Lumbar puncture. Cerebrospinal fluid classically demonstrates cytoalbuminologic dissociation (i.e., an elevated protein with only minimal pleocytosis, typically fewer than 10 WBCs/mm3); however, an elevated protein may not be present early in the disease course (i.e., during the first week).

Electromyography (EMG). The diagnosis is usually supported by EMG studies, which demonstrate slowed or blocked motor conduction. Within 2 weeks of illness onset, the EMG is abnormal in approximately 50% of patients; more than 85% of patients with GBS ultimately have an abnormal EMG.

Magnetic resonance imaging (MRI) of the spine. Although not usually required for diagnosis, MRI should be performed if spinal compression or central nervous system inflammation (such as transverse myelitis) is suspected. In patients with GBS, MRI frequently reveals spinal nerve root enhancement.

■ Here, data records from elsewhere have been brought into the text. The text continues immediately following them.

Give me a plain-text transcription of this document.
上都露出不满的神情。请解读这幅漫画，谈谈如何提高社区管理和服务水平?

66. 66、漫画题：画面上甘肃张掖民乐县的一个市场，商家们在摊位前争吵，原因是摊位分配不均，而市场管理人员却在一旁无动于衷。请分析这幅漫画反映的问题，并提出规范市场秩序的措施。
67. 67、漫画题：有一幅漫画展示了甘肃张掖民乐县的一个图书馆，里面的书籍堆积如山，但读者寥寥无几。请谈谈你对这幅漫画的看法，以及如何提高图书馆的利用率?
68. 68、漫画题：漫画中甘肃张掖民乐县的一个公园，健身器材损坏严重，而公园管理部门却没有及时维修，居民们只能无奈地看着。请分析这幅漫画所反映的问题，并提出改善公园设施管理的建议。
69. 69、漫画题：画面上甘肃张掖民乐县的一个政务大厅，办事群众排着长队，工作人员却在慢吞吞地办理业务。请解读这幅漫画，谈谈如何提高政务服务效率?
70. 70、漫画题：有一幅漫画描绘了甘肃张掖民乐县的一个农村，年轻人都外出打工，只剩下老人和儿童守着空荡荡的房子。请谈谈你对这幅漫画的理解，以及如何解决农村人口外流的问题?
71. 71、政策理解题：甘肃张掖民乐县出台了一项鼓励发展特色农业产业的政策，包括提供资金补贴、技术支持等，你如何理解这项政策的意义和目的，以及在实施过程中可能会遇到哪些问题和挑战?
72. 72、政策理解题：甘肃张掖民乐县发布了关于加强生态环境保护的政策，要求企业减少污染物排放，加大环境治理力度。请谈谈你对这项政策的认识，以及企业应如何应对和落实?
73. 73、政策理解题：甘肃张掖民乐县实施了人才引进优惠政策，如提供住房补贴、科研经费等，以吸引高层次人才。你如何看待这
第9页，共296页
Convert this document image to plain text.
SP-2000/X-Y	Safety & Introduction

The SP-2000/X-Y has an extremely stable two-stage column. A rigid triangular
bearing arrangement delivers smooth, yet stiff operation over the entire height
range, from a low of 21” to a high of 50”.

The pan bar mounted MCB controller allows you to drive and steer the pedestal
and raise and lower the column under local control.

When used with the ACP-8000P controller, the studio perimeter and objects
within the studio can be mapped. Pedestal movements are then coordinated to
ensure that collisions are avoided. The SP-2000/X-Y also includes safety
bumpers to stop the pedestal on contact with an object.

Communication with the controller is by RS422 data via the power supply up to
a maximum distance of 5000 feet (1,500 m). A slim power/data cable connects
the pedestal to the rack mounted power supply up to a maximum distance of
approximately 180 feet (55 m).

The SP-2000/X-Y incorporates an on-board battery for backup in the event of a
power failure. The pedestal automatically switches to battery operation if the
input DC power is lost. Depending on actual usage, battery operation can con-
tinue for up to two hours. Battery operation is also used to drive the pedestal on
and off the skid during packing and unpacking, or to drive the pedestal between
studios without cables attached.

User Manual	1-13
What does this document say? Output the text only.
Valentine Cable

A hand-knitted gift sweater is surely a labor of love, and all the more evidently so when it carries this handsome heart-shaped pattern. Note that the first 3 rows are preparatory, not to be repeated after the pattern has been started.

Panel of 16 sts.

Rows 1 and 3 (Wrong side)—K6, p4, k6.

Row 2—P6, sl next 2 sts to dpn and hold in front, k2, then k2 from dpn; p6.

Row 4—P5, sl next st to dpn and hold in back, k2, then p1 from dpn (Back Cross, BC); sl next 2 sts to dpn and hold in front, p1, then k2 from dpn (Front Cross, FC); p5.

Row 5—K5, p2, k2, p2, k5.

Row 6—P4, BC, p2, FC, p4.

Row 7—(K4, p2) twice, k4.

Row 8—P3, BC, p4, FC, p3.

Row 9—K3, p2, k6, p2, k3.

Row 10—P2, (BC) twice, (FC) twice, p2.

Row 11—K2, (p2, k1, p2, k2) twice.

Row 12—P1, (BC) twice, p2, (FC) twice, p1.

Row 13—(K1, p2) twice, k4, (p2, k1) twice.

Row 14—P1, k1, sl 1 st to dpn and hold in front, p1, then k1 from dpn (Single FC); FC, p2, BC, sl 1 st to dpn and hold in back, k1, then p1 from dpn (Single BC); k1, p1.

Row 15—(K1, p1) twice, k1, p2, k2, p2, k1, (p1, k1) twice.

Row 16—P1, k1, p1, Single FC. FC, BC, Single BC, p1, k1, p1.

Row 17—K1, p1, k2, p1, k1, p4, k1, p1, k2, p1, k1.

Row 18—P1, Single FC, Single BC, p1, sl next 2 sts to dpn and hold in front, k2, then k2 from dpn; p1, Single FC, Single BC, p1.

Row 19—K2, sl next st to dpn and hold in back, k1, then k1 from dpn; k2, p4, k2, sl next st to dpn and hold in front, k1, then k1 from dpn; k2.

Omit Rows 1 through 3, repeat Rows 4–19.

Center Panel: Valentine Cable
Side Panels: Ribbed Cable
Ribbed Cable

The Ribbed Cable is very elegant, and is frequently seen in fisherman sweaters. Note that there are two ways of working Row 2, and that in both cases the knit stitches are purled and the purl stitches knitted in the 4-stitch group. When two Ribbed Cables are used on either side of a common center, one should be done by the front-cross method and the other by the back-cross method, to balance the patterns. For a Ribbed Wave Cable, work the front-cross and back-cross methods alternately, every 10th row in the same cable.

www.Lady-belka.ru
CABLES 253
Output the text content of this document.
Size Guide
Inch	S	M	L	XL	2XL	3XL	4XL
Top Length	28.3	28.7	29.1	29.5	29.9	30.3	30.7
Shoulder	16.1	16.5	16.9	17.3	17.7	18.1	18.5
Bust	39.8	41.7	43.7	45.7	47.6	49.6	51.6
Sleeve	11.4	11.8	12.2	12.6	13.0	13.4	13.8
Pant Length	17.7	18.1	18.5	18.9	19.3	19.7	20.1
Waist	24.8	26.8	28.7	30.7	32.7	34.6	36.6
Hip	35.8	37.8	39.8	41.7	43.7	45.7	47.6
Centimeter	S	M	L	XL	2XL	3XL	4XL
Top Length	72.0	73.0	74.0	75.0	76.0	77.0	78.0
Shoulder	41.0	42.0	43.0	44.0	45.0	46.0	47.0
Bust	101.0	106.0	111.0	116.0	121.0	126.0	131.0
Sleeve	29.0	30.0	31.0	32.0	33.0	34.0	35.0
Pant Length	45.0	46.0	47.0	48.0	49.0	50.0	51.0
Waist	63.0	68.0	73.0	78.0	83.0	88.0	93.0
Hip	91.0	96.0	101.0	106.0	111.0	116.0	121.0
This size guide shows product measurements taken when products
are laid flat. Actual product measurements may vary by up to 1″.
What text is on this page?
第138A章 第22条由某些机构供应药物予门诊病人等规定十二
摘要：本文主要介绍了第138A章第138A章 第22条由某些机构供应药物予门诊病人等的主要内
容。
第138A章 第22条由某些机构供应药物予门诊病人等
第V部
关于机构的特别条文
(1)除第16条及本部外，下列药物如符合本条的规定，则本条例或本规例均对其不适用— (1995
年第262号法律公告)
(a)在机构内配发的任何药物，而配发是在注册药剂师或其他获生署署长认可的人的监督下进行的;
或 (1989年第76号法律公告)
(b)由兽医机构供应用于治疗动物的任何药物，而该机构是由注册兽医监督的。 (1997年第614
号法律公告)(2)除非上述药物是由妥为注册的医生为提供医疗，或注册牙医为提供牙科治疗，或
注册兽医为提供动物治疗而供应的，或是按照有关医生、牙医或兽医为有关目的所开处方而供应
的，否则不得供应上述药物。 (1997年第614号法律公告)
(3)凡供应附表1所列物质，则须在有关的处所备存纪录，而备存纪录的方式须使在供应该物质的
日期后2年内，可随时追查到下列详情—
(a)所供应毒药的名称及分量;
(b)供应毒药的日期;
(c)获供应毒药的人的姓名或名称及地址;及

GBS should be considered a neurologic emergency due to the potential for respiratory and autonomic failure. Patients with suspected or confirmed GBS must be monitored closely for worsening vital capacity and negative inspiratory force as intubation may be required. While spontaneous recovery may occur within 6 months, patients with respiratory compromise or autonomic dysfunction and those unable to walk are typically treated. Plasmapheresis and intravenous immunoglobulin are the current treatment modalities. While plasmapheresis and IVIg are equally effective, IVIg is often easier to initiate. Side effects of IVIg include fever, headache, vomiting, and meningismus. A recent study concluded that 23% of children may continue to have evidence of mild muscle weakness following IVIg therapy. However, in many cases this weakness had no impact on daily function. Children who were young in age and who had a rapid progression of symptoms were more likely to have long-term weakness. Combination therapy (plasmapheresis followed by IVIg) is not superior to either treatment alone and is not recommended. Corticosteroids are not effective and should not be administered in patients with GBS. Recovery from GBS occurs in a descending manner. Physical therapy should be initiated for all patients to assist with timely recovery.